Add run-gcp-statements.sh (mirrors run-gcp-invoices.sh) on the NAS at /volume1/docker/workspace-billing/. Env-only, no scraper code change:

GCP_DOCS_URLS=https://console.cloud.google.com/billing/0102F7-3FFF33-823945/invoices
GCP_PRESET_INITIAL=ALL_STATEMENTS
# do NOT switch to ALL_STATUTORY_DOCUMENTS — stay on statements
GCP_PRESET_TARGET=ALL_STATEMENTS
GCP_DOWNLOAD=true
RECON=false
# NEW — discriminator the scraper POSTs to the ingest route
INGEST_VENDOR=gcp-statement

Schedule: monthly cron, the day after the statement period closes. Run once manually now to backfill the 13 historical months.

Open Qs to resolve before running: does the scraper currently hard-code vendor: 'gcp' in the ingest POST, or is it env-driven? If hard-coded, the ingest route extension below must remain backward-compatible (statements ride on a NEW vendor discriminator; existing GCP invoice ingest is unaffected).

T-053b — Ingest route: new doc type

pages/api/workspace/billing/ingest.ts: - Extend Vendor union to 'workspace' | 'gcp' | 'gcp-statement'. - Extend VENDOR_DOC_TYPE map: 'gcp-statement': 'gcp_statement'. - Extend VENDOR_LABEL: 'gcp-statement': 'Google Cloud (statement)'. - No other logic change — same idempotency key, same Drive folder (14b. Vendor Invoices), same auth path.

lib/accounting/types.ts: - Add 'gcp_statement' to DocumentType. - Add to the VENDOR_DOC_TYPES array (line ~2617) if it gates UI filters.

T-053c — Web app: surface statements as a fallback PDF on GCP rows

lib/accounting/receipts.ts: - New listGcpStatements() mirroring listGcpInvoices() but filtering type === 'gcp_statement'. Statement number convention TBD by the scraper output — likely a YYYYMM string lifted from the filename (the statement carries no Google-issued "invoice number").

lib/accounting/vendorInvoiceFeed.server.ts > buildGcpRows(): - Join cost-table rows to statements by invoice month (YYYYMM) when no tax-invoice match exists for that month. - pdfUrl falls back to the statement's /api/accounting/receipts/{id}? redirect=pdf URL. - New optional field on VendorInvoiceFeedRow: pdfKind: 'tax_invoice' | 'statement' | null so the UI can tag the row ("Statement" badge on pre-Oct-2025 months) without changing how pdfUrl is consumed.

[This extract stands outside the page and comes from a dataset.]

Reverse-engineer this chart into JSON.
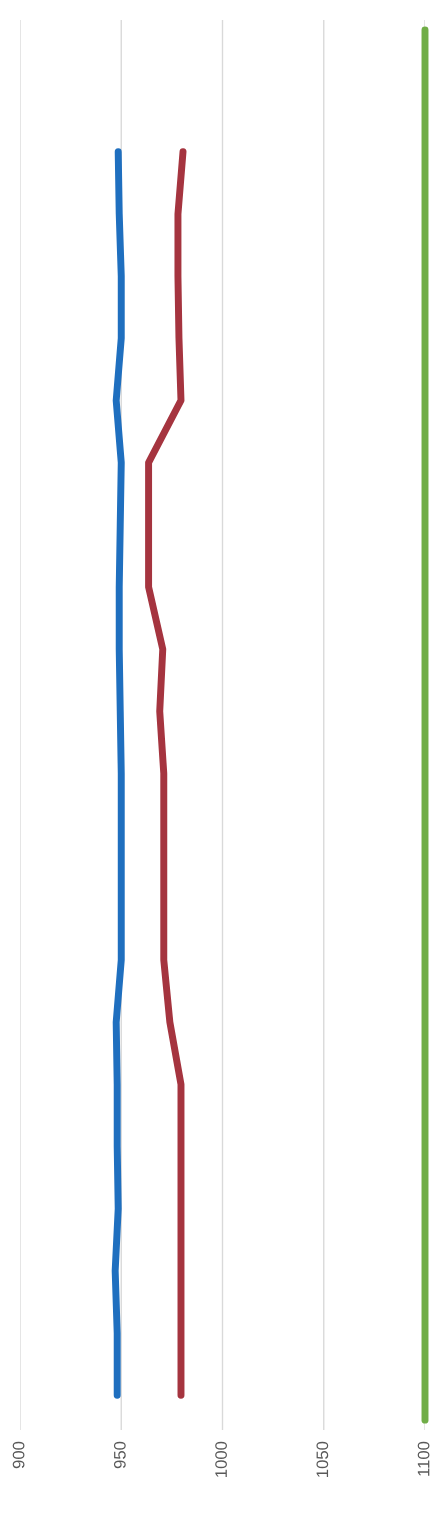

T-053d — UI surface (small)

components/records/ExpenseRecordsTab.tsx (or its VendorInvoicesTab equivalent depending on which Records UI is live): - When a Service Invoice row has pdfKind === 'statement', render a small Statement tag next to the file link so auditors aren't confused why the PDF doesn't look like a tax invoice.

Out of scope on purpose

  • Workspace statements — Workspace invoices are formal documents from day one; no statement gap there.
  • Auto-classifying statements vs tax invoices on the client. The NAS knows which preset it scraped from, so the client never has to guess — gcp_invoice and gcp_statement are physically distinct doc types.
  • GL behavior. Statements are documentary support, not tax-deductible invoices. No change to GL postings or the cost-table-driven amounts.

Success criteria

  • All 13 historical GCP months (2024-10 → 2025-09) expose a PDF link in the Records → Receipts → Service Inv view.
  • New tax invoices in Oct 2025+ continue to use the tax-invoice doc; no regression on the existing 8 months.
  • Monthly NAS run files BOTH (statement for the just-closed period if no tax invoice yet, plus any newly available tax invoice).
  • File-Archive collection is idempotent across re-runs.

Relates to

  • T-034 — Migrate GCP invoice PDF fetching → NAS (the original 4-part split; this is functionally a "part b.2" follow-on for statements).
  • T-044 — Records page joins GCP cost-table rows to PDFs (the join helper this task extends with a statement fallback).
  • Phase 2 unified expense-records feed (lib/accounting/vendorInvoiceFeed.server.ts).

Log

  • 2026-06-19 created (owner). Discovered the gap while reviewing the merged Records Service Invoices sub-tab: pre-Oct-2025 GCP rows have no PDF link even though Console exposes a downloadable statement. T-034's closing note flagged the verification step ("widen the date range if older tax PDFs exist") but stopped short of the statement-side scrape. Spec'd end-to-end before starting implementation.